Two failure modes that don’t show up in a single-shot eval:

Distribution mismatch over time

  • Train on yesterday, deploy tomorrow, the world keeps moving
  • The system’s own outputs change the world it operates in (recsys radicalization, predictive-policing reinforcement, LLM training data full of LLM outputs)

Recourse

  • When the system gets it wrong about a person, can that person appeal? Correct? Even know?
  • COMPAS-style risk scores, automated content moderation, AI-screened résumés: the answer is usually “no, and they often don’t know they were judged”

A trustworthy system tells you when it’s uncertain, why it decided what it did, and how to push back.

Part 7: Discussion 376.4 — Fans and Skeptics

What Surfaced in the Forum

Sharing from your posts and replies.

  • Where did fans and skeptics agree?
  • Where was the sharpest disagreement?
  • Did anyone change their mind?

Compared to the Public

Pew Research: How the U.S. public and AI experts view AI

Two groups disagree on a lot. After a semester of 376:

  • Where do you line up with the experts?
  • Where do you line up with the public?
  • Where do you disagree with both?

Final-Discussion Prompts

Personal

  • AI’s impact on me, the past few years — better? worse?
  • AI’s impact on people unlike me
  • The next 5 years

Development

  • Something cool that became possible recently
  • What AI already beats humans at
  • What humans still beat AI at

Broader

  • Environment: net good? bad?
  • Society: net good? bad?
  • Human creativity: helped? harmed?

Part 8: A Christian Framing

God Made a Data-Rich World

The world is a rich environment God gave us to explore and learn from.
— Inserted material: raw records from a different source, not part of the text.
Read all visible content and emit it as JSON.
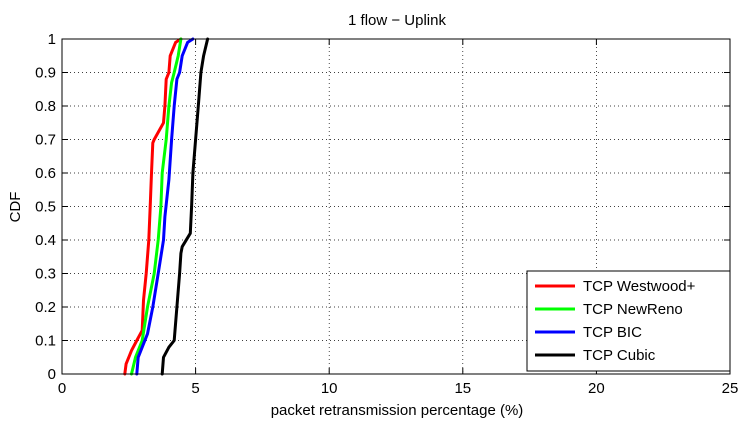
{
  "chart_data": {
    "type": "line",
    "title": "1 flow − Uplink",
    "xlabel": "packet retransmission percentage (%)",
    "ylabel": "CDF",
    "xlim": [
      0,
      25
    ],
    "ylim": [
      0,
      1
    ],
    "xticks": [
      0,
      5,
      10,
      15,
      20,
      25
    ],
    "yticks": [
      0,
      0.1,
      0.2,
      0.3,
      0.4,
      0.5,
      0.6,
      0.7,
      0.8,
      0.9,
      1
    ],
    "xtick_labels": [
      "0",
      "5",
      "10",
      "15",
      "20",
      "25"
    ],
    "ytick_labels": [
      "0",
      "0.1",
      "0.2",
      "0.3",
      "0.4",
      "0.5",
      "0.6",
      "0.7",
      "0.8",
      "0.9",
      "1"
    ],
    "grid": true,
    "legend_position": "bottom-right",
    "series": [
      {
        "name": "TCP Westwood+",
        "color": "#ff0000",
        "x": [
          2.35,
          2.4,
          2.6,
          2.8,
          3.0,
          3.05,
          3.15,
          3.25,
          3.3,
          3.35,
          3.4,
          3.45,
          3.8,
          3.85,
          3.9,
          4.0,
          4.05,
          4.25,
          4.45
        ],
        "y": [
          0,
          0.03,
          0.07,
          0.1,
          0.13,
          0.22,
          0.3,
          0.4,
          0.5,
          0.6,
          0.69,
          0.7,
          0.75,
          0.8,
          0.88,
          0.9,
          0.95,
          0.99,
          1
        ]
      },
      {
        "name": "TCP NewReno",
        "color": "#00ff00",
        "x": [
          2.6,
          2.75,
          3.0,
          3.2,
          3.45,
          3.6,
          3.7,
          3.75,
          3.9,
          4.0,
          4.1,
          4.2,
          4.35,
          4.45
        ],
        "y": [
          0,
          0.05,
          0.1,
          0.2,
          0.3,
          0.4,
          0.5,
          0.6,
          0.7,
          0.8,
          0.87,
          0.9,
          0.95,
          1
        ]
      },
      {
        "name": "TCP BIC",
        "color": "#0000ff",
        "x": [
          2.8,
          2.85,
          3.2,
          3.4,
          3.6,
          3.8,
          3.85,
          4.0,
          4.1,
          4.2,
          4.3,
          4.4,
          4.5,
          4.7,
          4.9
        ],
        "y": [
          0,
          0.05,
          0.12,
          0.2,
          0.3,
          0.4,
          0.47,
          0.58,
          0.7,
          0.8,
          0.88,
          0.9,
          0.95,
          0.99,
          1
        ]
      },
      {
        "name": "TCP Cubic",
        "color": "#000000",
        "x": [
          3.75,
          3.8,
          4.0,
          4.2,
          4.3,
          4.4,
          4.45,
          4.5,
          4.8,
          4.85,
          4.9,
          5.0,
          5.1,
          5.2,
          5.3,
          5.45
        ],
        "y": [
          0,
          0.05,
          0.08,
          0.1,
          0.2,
          0.3,
          0.36,
          0.38,
          0.42,
          0.5,
          0.6,
          0.7,
          0.8,
          0.9,
          0.95,
          1
        ]
      }
    ]
  }
}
  • Romans 1: God’s nature is seen in what was made
  • Psalm 19: the heavens declare — data, signal, pattern
  • Romans 10: faith comes by hearing — receiving from outside ourselves

Our senses, our pattern-recognition, our ability to learn — all of these should ultimately lead us to worship.

God Expects Us to Use Our Intelligence

Part of bearing God’s image.

We are commanded — over and over — to:

  • see what’s actually there
  • hear what’s actually said
  • remember what God has done
  • use our minds (“love the Lord your God with all your … mind”)
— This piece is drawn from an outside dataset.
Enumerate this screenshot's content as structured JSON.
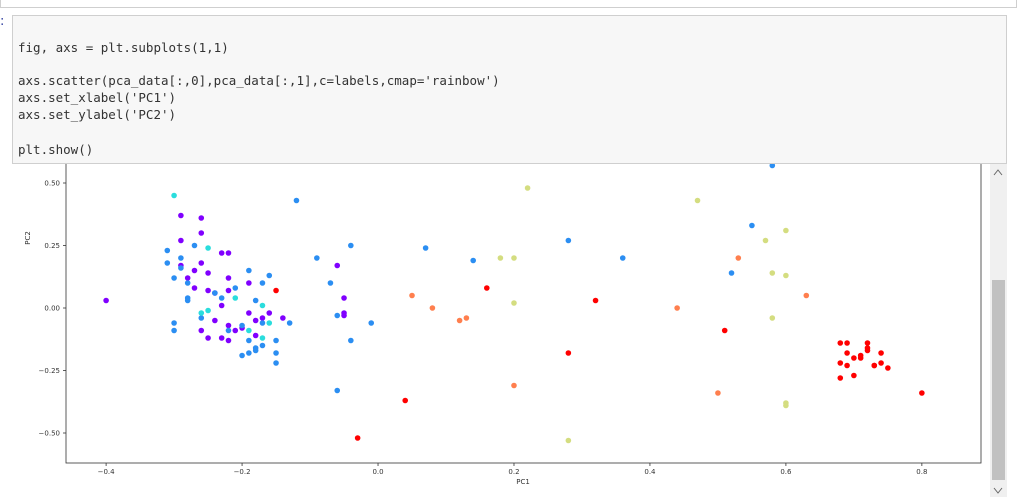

Building tools to extend our seeing, hearing, and remembering is legitimate work. It can be done well or done badly. It cannot be done indifferently.

But We Have Misused Our Intelligence

Patterns the semester has surfaced:

  • Selfish accumulation — of data, of compute, of power, of attention
  • Engagement over love — designing for clicks rather than thoughtfulness
  • Surveillance replacing relationship — quantifying people instead of knowing them
  • Over-quantification — flattening dignity into metrics
  • Exploitation — of labelers, of artists, of the people in the training data, of the environment

How do we treat those who can’t repay us?
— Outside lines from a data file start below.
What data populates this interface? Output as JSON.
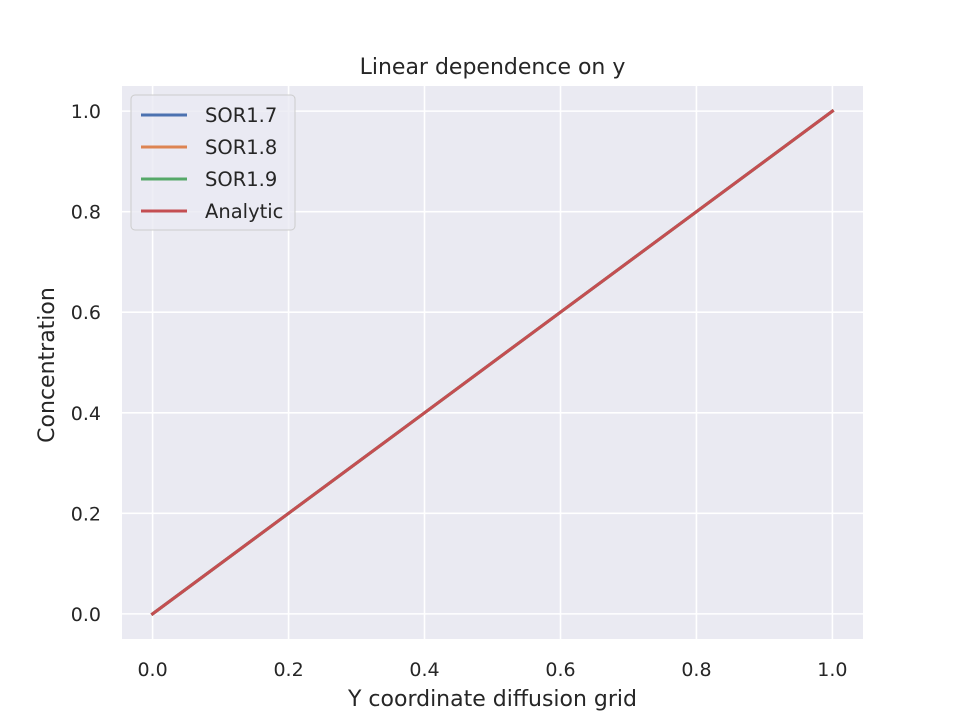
{
  "chart_data": {
    "type": "line",
    "title": "Linear dependence on y",
    "xlabel": "Y coordinate diffusion grid",
    "ylabel": "Concentration",
    "xlim": [
      -0.045,
      1.045
    ],
    "ylim": [
      -0.05,
      1.05
    ],
    "xticks": [
      0.0,
      0.2,
      0.4,
      0.6,
      0.8,
      1.0
    ],
    "yticks": [
      0.0,
      0.2,
      0.4,
      0.6,
      0.8,
      1.0
    ],
    "xtick_labels": [
      "0.0",
      "0.2",
      "0.4",
      "0.6",
      "0.8",
      "1.0"
    ],
    "ytick_labels": [
      "0.0",
      "0.2",
      "0.4",
      "0.6",
      "0.8",
      "1.0"
    ],
    "grid": true,
    "legend_position": "top-left",
    "series": [
      {
        "name": "SOR1.7",
        "color": "#4c72b0",
        "x": [
          0.0,
          0.2,
          0.4,
          0.6,
          0.8,
          1.0
        ],
        "y": [
          0.0,
          0.2,
          0.4,
          0.6,
          0.8,
          1.0
        ]
      },
      {
        "name": "SOR1.8",
        "color": "#dd8452",
        "x": [
          0.0,
          0.2,
          0.4,
          0.6,
          0.8,
          1.0
        ],
        "y": [
          0.0,
          0.2,
          0.4,
          0.6,
          0.8,
          1.0
        ]
      },
      {
        "name": "SOR1.9",
        "color": "#55a868",
        "x": [
          0.0,
          0.2,
          0.4,
          0.6,
          0.8,
          1.0
        ],
        "y": [
          0.0,
          0.2,
          0.4,
          0.6,
          0.8,
          1.0
        ]
      },
      {
        "name": "Analytic",
        "color": "#c44e52",
        "x": [
          0.0,
          0.2,
          0.4,
          0.6,
          0.8,
          1.0
        ],
        "y": [
          0.0,
          0.2,
          0.4,
          0.6,
          0.8,
          1.0
        ]
      }
    ],
    "colors": {
      "plot_background": "#eaeaf2",
      "grid": "#ffffff",
      "text": "#262626"
    }
  }
}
That question is a fairness test for any system we build.

Jesus Redeems Our Technology

If the misuse of intelligence is a real problem, the response isn’t to abandon the work — it’s to redeem it.

What that looks like in our context:

  • Serve others — especially those who can’t audit the system themselves
  • Hold organizations accountable — including the ones we work for
  • Protect what’s vulnerable — environment, minorities, future generations
  • Care across cultures — beyond who looks like us

How else?

When the Machine Imitates Us

We have built systems that imitate human language, judgment, and creativity.

That raises questions earlier technologies didn’t:

  • Imago Dei: only humans bear God’s image — what does it mean to mass-produce convincing imitations of human voice?
  • Stewardship: we’re responsible for what these systems do and for what they shape us into
  • Shalom: not just absence of harm, but flourishing in right relationship — does this system pull toward that, or away?

Sit with these. They don’t have one-line answers.